I get up and walk to my door to get my day started and am relieved that all of that was a dream. I stop breathing as the door opens. I can see nothing but a void; no stairs, no carpet, no sister’s room, no bathroom. “Where am I?” I ask myself out loud.
“This has to be a dream,” I murmur to myself over and over. I reach out my foot like I’m dipping it into my aunts’ pool when we would first arrive, testing the waters to see if it’s warm or cold. I jump backward as my foot went past where the floor should’ve been and met nothing but air. I scamper back to my bed and try to even my breaths.
I start to run through my list, my list of reality.
First deep breath: I am in my house.
Exhale.
Second deep breath: I’m in my room.
Exhale.
Third deep breath: I am in my bed. Am I? It has to be a dream that’s what can explain this. I just never woke up. What is the word they call it? Oh ya, a lucid dream. That’s what I’m having I decide as I make my way to my nightstand.
I reach for my bottle of water that I keep next to my bed, unscrew the lid, and pour it onto my head. I sit there cold and wet unsure if it did wake me up. I dig up courage from the sure fact that I had to have woken up from the dream and head back to the door to try again.
I hold my breath as I reach out for the doorknob once again. It felt normal, that was a good sign. I pull the door open and I feel like the wind was knocked out of me as I am once again met with the same thing: nothing.

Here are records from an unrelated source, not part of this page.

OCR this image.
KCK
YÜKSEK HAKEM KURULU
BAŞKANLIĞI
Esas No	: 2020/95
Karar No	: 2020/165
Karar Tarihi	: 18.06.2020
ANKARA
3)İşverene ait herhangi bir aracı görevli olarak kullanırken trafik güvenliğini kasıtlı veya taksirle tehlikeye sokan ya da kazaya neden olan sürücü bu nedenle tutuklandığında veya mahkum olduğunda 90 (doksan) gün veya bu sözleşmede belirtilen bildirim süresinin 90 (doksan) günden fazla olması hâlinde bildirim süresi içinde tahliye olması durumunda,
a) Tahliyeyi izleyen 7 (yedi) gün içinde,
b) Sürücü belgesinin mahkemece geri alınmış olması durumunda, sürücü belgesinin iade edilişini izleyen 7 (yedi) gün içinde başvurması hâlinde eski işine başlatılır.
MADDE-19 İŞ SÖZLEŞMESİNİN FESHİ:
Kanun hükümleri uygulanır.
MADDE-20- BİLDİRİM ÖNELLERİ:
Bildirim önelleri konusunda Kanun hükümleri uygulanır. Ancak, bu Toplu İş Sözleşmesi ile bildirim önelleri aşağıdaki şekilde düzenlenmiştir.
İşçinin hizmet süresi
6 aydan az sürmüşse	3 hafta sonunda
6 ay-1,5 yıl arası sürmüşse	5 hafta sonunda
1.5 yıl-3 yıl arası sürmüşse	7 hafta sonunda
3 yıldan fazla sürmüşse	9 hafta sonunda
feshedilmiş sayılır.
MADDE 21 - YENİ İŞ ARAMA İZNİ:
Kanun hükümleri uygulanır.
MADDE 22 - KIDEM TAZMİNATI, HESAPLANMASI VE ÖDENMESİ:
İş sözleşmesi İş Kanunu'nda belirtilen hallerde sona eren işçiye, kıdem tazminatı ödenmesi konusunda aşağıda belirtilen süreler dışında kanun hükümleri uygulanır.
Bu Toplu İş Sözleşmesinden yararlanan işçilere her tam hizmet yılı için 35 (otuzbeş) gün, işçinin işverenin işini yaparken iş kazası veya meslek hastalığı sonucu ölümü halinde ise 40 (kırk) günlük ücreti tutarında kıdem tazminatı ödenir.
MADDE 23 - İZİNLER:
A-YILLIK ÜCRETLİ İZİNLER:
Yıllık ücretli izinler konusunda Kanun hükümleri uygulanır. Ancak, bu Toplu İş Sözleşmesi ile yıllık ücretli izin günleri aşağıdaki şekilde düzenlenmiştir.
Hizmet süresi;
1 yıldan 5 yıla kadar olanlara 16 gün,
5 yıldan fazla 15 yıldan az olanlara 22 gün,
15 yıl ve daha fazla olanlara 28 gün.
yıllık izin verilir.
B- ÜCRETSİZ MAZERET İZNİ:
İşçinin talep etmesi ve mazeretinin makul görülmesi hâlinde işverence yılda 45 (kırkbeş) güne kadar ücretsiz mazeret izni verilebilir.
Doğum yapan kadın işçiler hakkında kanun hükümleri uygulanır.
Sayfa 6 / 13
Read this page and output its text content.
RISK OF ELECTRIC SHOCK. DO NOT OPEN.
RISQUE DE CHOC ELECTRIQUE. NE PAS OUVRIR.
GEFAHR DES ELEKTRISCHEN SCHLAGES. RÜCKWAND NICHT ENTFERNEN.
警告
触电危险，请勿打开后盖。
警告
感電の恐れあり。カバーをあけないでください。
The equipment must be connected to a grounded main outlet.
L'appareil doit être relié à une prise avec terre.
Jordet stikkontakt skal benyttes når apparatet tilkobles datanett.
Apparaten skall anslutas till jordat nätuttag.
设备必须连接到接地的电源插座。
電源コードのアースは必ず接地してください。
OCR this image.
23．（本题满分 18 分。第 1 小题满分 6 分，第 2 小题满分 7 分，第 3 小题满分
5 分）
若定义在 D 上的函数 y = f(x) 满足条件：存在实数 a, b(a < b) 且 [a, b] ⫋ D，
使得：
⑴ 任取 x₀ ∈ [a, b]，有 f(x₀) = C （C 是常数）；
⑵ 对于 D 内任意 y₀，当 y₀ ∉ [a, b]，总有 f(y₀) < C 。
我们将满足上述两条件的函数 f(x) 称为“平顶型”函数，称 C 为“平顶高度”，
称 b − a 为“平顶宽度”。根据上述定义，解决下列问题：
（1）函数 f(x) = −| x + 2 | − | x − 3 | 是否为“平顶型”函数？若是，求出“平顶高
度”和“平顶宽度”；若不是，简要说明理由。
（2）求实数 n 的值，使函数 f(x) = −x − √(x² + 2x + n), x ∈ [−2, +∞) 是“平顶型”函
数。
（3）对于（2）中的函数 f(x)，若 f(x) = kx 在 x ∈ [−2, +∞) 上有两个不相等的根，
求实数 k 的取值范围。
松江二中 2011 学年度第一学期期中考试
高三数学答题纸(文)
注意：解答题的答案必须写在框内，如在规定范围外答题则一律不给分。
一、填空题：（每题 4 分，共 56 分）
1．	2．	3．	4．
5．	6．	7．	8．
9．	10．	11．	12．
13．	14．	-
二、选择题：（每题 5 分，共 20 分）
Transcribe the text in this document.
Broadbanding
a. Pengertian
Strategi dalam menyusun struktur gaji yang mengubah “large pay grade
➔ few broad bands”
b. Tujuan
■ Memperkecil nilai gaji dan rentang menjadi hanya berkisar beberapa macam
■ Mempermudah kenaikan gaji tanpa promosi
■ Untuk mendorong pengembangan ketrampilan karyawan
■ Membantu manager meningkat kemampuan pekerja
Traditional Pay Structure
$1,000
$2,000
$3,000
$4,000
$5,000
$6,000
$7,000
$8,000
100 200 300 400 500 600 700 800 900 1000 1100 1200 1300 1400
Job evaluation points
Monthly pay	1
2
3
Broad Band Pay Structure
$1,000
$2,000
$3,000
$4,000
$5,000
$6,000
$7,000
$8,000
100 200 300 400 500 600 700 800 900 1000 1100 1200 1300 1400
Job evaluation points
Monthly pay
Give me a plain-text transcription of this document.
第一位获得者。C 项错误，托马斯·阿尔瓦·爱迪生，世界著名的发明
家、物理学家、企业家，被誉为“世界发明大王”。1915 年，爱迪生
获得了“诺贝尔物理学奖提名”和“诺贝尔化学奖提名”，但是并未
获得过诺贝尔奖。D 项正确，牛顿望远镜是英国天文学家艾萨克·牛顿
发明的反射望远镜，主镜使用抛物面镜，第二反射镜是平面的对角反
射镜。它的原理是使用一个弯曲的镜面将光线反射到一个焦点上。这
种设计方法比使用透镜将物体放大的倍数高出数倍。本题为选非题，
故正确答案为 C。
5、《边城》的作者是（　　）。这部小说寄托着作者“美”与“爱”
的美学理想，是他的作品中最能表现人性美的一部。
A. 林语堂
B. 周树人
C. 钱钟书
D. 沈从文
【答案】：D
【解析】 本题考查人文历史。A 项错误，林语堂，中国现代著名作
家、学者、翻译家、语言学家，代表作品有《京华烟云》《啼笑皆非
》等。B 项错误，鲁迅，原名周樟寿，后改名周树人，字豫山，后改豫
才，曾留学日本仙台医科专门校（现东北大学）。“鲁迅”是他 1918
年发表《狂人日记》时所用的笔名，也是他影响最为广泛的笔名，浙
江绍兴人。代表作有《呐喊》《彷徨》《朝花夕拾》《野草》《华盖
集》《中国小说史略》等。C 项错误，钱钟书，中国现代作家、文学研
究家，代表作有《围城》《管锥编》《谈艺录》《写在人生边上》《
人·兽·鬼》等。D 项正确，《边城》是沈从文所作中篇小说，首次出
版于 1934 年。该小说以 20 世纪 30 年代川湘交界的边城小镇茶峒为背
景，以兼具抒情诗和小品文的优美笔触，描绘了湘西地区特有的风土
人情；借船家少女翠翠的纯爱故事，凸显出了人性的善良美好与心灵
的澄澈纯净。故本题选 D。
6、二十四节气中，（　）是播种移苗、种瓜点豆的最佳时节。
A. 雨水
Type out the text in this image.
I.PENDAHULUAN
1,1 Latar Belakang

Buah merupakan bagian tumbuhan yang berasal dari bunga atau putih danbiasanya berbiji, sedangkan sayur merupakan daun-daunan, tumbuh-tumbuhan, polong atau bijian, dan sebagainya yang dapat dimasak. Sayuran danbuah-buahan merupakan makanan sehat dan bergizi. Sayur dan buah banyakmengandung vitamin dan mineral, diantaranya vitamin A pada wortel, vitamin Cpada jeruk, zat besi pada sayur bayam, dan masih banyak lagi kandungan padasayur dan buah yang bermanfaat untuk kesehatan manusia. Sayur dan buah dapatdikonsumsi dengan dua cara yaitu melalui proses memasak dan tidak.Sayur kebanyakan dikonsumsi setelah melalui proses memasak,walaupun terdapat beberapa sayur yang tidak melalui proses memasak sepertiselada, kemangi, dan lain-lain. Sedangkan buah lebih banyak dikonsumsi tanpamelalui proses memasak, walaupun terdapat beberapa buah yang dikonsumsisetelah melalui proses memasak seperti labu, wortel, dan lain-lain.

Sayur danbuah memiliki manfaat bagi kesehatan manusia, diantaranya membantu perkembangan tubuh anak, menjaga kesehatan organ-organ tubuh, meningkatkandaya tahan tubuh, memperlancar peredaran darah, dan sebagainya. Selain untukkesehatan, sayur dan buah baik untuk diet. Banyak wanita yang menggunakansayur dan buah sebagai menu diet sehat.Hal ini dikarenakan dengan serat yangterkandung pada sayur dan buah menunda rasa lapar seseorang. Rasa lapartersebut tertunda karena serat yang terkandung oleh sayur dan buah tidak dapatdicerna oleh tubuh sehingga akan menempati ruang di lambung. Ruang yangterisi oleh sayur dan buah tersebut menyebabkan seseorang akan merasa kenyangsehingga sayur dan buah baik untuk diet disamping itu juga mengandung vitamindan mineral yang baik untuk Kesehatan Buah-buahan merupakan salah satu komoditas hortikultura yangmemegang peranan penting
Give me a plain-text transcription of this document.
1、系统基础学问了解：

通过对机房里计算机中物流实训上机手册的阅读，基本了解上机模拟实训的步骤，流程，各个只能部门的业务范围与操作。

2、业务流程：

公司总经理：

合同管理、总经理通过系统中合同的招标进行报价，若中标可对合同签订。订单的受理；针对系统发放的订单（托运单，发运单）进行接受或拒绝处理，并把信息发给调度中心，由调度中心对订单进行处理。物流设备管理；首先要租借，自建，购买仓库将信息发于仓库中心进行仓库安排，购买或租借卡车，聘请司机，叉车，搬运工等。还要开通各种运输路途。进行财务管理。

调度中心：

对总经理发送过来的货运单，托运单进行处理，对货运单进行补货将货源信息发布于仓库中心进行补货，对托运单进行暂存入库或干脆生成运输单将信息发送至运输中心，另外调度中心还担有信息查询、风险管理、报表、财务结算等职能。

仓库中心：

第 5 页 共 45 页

“Mom? Dad?” I yell out to the void hoping that they can come to wake me up from this dream. I can hear something coming from the opposite direction of where I am standing, it sounded like those footsteps I had heard earlier, and they sound like they were charging for me once again. I step back to close the door but feel a rush of air blow past me as the sounds of the footsteps sound like they are now behind me.
I turn around, unsure of what to find. I can see barely see anything as the moonlight has vanished from my windows. Luckily, my eyes have adjusted enough to the darkness that I can see a silhouette of something standing on my bed, above imprints of feet. My eyes adjust only enough to be able to tell that those are not feet, but they have yet to adjust enough to see what the shapes actually are.
My room starts to be filled with a voice that is somehow overlapping itself calling out my name at various levels of volume. I can see the impressions of whatever it was on my bed move toward me and onto my carpeted floors.
I back myself away from it, edging closer and closer to the open door. The impressions stop right in front of me and I reach out a hand unsure of what I will find. It hits something, like an invisible force, making it stop moving forward. Suddenly, silence replaces my name and all I can hear is my shaky breath escaping my mouth.
“Goodnight” I hear in that same voice which is now clearly in front of me as it pushes me back out through my open bedroom door.
I feel myself falling like I do before I am jerked awake some nights. But, I am still waiting to wake up as I am falling through a black void. There are no stars, no moon, no planets—just blackness with no bottom.